The direct costs with VMware in this example are about $622,000

As far as indirect costs go, with VMware the costs are the same but again
there are fewer servers to deal with so the total indirect costs with VMware
are about $100,000.

Now lets compare the costs of doing business without VMware and with
VMware.

Over the next three years the costs of doing business without VMware is $2,2
million where the cost of doing business with VMware is about $700,000.
This would equal a savings of $1.5 Million.

Keep in mind there are many other costs to consider when calculating Total
Cost of Ownership. This example simply showed the basics and it’s cost
estimates should not be relied on for engagements.

The payback period is the amount of time required for the benefits to pay
back the cost of the project. Remember earlier that we calculated the cost of
doing business with VMware to be $700,000 and the savings to be $1,5
million over a three year period. The yearly savings then is about $500,000.
This means if we divide the Investment by the Yearly Savings the payback
period for this example is 18 months.

ROI or Return on Investment is a competitive comparison across dissimilar


projects. The higher the ROI the better This is mostly used by Finance to
determine money gained or lost on an investment relative to the amount of
money invested.

Let look at ROI from this simple example.

Which would you rather have I return to you in 1 year, one hundred dollars or
one thousand dollars?

However before I return that money to you in a year, you must invest
something today. So now, which would you rather I return to you in one year:
One hundred dollars if you give me fifty dollars today or one thousand dollars
if you give me six hundred today.

Financially speaking, to answer this, you have just calculated an ROI on these
two competing offers, For the first the ROI is one hundred percent, while for
the second the ROI is sixty-seven percent. From an ROI perspective, the first
one looks better.

Keep in mind that ROI is only one financial measure companies use to
compare initiatives and determine winners in the financial competition for
budgeting and funding.

Return on Investment can be expressed as equal to the returned value minus


the initial value divided by the initial value.
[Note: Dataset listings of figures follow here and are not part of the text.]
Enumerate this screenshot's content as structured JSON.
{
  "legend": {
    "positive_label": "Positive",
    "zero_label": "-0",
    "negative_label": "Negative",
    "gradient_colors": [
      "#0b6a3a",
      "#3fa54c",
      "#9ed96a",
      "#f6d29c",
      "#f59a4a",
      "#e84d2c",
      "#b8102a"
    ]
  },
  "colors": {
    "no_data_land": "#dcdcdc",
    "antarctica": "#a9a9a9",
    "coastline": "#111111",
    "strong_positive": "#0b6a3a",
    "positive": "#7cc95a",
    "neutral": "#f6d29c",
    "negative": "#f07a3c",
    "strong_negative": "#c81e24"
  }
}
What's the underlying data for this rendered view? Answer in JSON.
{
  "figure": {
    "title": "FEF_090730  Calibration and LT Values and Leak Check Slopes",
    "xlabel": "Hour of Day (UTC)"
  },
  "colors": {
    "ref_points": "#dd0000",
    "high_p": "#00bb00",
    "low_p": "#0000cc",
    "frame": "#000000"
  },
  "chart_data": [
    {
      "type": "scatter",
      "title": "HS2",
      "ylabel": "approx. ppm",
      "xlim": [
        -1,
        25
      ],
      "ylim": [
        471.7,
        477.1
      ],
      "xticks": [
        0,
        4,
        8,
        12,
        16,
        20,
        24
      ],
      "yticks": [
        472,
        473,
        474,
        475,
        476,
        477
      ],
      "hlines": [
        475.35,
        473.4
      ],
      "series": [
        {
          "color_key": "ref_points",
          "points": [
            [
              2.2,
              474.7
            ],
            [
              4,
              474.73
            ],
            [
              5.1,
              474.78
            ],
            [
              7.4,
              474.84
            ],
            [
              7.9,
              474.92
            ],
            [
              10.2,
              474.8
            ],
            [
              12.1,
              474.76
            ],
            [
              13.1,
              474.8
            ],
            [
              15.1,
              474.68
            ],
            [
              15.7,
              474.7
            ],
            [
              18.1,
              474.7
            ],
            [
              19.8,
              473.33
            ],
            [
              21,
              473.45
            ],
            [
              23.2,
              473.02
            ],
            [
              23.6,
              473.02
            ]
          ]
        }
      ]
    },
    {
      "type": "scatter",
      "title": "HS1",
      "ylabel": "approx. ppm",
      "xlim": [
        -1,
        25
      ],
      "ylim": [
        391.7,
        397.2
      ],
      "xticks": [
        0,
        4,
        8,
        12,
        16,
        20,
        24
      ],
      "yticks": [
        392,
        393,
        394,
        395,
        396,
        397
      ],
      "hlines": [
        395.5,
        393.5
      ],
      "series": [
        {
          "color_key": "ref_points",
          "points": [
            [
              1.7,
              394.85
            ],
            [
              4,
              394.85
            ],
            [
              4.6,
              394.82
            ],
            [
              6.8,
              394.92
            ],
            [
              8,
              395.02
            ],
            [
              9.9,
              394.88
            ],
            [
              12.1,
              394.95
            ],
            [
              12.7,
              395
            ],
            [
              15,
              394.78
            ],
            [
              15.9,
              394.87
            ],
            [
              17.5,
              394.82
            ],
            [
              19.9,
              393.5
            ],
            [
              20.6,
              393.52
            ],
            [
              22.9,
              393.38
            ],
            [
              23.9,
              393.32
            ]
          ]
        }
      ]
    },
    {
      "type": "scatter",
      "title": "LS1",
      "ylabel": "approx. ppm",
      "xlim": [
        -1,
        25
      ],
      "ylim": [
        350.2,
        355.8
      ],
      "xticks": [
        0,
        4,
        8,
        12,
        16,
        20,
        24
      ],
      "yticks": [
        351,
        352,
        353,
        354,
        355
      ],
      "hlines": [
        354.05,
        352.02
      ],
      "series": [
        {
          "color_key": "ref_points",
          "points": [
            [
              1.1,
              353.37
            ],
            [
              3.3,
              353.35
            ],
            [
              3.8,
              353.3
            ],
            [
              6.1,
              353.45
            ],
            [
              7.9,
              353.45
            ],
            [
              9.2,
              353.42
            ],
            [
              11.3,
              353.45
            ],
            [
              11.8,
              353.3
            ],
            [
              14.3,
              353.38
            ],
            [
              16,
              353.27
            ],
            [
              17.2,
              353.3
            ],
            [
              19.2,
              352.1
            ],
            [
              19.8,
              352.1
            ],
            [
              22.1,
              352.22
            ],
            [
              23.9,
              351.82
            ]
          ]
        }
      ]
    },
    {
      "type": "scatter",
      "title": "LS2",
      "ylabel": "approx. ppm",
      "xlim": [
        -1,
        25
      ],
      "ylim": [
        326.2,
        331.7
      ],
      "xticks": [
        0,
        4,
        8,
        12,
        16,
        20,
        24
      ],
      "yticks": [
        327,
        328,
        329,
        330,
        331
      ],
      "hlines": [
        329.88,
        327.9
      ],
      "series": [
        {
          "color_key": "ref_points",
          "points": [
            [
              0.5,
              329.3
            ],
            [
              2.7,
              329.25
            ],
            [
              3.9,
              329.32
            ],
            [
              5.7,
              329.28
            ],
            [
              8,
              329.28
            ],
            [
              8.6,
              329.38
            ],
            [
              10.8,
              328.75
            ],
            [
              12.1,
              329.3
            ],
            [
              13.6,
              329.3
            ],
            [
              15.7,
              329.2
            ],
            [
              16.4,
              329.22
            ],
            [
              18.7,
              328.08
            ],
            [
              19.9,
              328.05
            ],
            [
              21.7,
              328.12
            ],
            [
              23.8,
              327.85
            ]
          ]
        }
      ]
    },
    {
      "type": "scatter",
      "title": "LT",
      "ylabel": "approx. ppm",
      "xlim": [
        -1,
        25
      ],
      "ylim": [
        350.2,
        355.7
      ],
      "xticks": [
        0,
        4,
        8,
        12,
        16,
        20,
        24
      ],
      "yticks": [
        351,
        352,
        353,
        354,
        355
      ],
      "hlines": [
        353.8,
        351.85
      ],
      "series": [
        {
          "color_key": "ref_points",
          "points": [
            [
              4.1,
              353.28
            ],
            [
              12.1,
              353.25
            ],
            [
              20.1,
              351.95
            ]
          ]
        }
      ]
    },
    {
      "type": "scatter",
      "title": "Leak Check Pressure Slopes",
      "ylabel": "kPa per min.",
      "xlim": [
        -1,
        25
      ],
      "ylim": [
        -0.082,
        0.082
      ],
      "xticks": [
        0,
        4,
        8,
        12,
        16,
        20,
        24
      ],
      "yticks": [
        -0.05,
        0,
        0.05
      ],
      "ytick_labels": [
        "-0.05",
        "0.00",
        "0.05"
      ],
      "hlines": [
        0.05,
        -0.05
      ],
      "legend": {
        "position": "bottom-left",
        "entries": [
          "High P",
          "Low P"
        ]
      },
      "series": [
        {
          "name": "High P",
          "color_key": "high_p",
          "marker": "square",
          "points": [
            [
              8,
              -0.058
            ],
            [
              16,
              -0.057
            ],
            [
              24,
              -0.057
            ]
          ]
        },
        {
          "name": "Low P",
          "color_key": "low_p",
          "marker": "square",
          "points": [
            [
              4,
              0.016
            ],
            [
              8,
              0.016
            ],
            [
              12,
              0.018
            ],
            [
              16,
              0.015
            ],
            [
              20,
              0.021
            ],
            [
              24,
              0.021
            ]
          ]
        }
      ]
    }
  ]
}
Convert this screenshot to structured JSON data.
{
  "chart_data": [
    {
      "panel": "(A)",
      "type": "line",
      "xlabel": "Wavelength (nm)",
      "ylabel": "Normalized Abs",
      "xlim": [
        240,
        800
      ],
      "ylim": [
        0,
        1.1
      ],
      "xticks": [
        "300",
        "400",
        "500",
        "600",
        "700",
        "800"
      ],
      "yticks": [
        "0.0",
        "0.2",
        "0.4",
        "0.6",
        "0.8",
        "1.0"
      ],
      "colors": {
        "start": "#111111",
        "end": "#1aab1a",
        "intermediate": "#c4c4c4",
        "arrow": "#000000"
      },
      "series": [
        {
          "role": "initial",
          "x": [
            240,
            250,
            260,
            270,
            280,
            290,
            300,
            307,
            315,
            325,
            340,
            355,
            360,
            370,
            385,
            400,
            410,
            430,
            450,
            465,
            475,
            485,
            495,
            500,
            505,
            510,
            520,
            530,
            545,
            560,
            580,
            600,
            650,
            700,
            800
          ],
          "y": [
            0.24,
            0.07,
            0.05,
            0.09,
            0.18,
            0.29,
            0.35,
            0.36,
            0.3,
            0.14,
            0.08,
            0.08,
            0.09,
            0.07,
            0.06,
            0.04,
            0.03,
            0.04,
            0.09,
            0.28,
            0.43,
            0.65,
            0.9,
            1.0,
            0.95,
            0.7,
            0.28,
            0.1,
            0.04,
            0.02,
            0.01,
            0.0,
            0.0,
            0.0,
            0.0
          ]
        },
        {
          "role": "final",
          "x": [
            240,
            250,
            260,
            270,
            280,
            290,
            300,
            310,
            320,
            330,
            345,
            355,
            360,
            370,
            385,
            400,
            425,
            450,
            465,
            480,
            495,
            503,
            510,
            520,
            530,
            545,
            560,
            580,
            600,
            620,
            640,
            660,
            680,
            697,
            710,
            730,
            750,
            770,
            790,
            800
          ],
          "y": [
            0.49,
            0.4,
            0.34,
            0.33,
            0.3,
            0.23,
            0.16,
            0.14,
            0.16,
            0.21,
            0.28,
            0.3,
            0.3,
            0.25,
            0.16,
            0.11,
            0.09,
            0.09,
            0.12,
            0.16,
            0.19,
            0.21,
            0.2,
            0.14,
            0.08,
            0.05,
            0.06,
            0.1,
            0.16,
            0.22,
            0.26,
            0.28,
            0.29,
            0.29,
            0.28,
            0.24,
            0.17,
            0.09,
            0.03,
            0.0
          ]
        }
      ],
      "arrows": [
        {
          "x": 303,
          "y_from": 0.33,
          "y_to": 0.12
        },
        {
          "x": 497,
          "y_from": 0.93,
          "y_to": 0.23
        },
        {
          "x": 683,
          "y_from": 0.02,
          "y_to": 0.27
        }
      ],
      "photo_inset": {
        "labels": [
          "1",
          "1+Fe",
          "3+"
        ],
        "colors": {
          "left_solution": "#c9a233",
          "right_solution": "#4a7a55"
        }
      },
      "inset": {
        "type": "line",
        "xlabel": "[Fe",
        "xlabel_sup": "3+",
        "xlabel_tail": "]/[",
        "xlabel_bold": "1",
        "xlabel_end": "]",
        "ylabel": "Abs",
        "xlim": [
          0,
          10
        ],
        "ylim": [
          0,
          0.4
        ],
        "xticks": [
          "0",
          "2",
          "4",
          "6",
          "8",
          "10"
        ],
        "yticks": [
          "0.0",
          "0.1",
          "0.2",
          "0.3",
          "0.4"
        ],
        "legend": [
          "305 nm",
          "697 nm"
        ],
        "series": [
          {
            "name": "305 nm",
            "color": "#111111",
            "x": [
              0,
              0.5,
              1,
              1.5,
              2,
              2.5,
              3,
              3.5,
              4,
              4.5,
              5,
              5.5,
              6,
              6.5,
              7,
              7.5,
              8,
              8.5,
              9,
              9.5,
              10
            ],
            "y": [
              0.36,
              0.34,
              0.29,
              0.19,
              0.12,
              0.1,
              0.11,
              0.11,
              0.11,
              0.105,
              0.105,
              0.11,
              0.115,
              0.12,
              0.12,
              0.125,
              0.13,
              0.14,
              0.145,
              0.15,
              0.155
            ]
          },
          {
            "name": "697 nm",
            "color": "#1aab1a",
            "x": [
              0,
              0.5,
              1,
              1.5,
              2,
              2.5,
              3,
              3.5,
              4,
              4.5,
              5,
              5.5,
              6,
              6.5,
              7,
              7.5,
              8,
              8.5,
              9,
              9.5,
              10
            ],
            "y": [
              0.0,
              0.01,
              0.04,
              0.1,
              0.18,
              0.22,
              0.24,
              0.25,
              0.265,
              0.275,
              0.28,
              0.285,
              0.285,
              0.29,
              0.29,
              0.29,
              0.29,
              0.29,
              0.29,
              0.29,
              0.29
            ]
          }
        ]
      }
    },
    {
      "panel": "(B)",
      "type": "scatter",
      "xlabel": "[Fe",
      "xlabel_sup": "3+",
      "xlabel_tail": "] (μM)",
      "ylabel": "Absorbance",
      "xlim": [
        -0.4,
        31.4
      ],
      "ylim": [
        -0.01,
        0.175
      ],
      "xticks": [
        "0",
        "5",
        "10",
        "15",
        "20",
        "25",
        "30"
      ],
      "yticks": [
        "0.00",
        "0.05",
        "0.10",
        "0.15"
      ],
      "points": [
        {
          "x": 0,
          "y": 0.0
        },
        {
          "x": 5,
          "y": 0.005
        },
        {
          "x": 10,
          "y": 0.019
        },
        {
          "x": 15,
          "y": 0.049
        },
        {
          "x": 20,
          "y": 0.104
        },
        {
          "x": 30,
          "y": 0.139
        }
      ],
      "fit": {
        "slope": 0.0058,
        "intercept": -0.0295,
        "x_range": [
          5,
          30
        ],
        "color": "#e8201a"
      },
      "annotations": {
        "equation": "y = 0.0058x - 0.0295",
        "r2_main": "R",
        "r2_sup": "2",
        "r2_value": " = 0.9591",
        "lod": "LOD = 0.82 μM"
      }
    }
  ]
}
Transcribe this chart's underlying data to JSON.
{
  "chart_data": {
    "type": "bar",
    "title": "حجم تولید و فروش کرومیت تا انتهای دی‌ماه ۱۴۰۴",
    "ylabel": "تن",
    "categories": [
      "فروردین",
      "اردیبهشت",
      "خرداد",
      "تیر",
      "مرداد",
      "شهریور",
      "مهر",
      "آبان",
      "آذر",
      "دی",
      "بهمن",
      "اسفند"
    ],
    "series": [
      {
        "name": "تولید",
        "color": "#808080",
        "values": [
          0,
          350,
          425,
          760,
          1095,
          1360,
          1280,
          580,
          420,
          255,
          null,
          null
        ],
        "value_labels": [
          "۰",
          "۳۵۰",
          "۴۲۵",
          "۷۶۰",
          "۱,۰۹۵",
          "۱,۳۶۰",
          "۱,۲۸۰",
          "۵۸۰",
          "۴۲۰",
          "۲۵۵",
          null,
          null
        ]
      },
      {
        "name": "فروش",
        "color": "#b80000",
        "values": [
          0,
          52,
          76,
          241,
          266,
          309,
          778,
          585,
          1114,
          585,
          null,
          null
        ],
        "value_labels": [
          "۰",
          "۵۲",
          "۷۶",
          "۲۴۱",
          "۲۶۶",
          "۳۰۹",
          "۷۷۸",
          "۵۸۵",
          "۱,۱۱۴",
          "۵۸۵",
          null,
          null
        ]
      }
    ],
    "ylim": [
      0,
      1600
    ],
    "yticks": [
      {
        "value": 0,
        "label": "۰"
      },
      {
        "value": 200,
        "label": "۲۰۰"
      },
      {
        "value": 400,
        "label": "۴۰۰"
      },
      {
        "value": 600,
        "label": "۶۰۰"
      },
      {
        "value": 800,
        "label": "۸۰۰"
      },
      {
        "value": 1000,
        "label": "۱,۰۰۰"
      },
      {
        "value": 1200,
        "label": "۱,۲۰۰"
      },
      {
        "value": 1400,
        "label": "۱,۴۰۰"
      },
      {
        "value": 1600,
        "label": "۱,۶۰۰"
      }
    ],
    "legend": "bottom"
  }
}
In order to produce an accurate TCO/ROI analysis, it important to gather the


various stakeholders in the organization together and discuss virtualization.
This meeting might be the first time that the various stakeholders in the
customer's company have gotten together to discuss virtualization, so the
conversations could be ground level discussions or they could be very
advanced.

During the meeting you need to ask questions to elicit all the TCO and ROI
inputs that you will need to perform the Virtualization Assessment. Be aware
that it is entirely possible that the customer will not be able to provide you
answers to all of the TCO/ROI questions that you ask. Be sure to leave the
organization with the list of questions were unanswered and follow up with
them at a later time.

When performing a TCO / ROI analysis, there are many factors that you
should consider. The list above, while extensive, is not necessarily
comprehensive. Nor are all the items in the list above mandatory. If you are
designing your company's own assessment practice, you will decide for
yourself which items are relevant for the needs of your customers and your
company.

This concludes the Infrastructure Assessment TCO/ROI module. Let’s review


some of the key areas covered:

Total cost of ownership is a financial estimate designed to help organizations


measure direct and indirect costs.

ROI or return on investment is the ratio of money gained or lost on an


investment relative to the amount of money invested..

Gaining an understanding of how the organization operates and what costs


they have will help you when produce TCO/ROI analysis for the organization.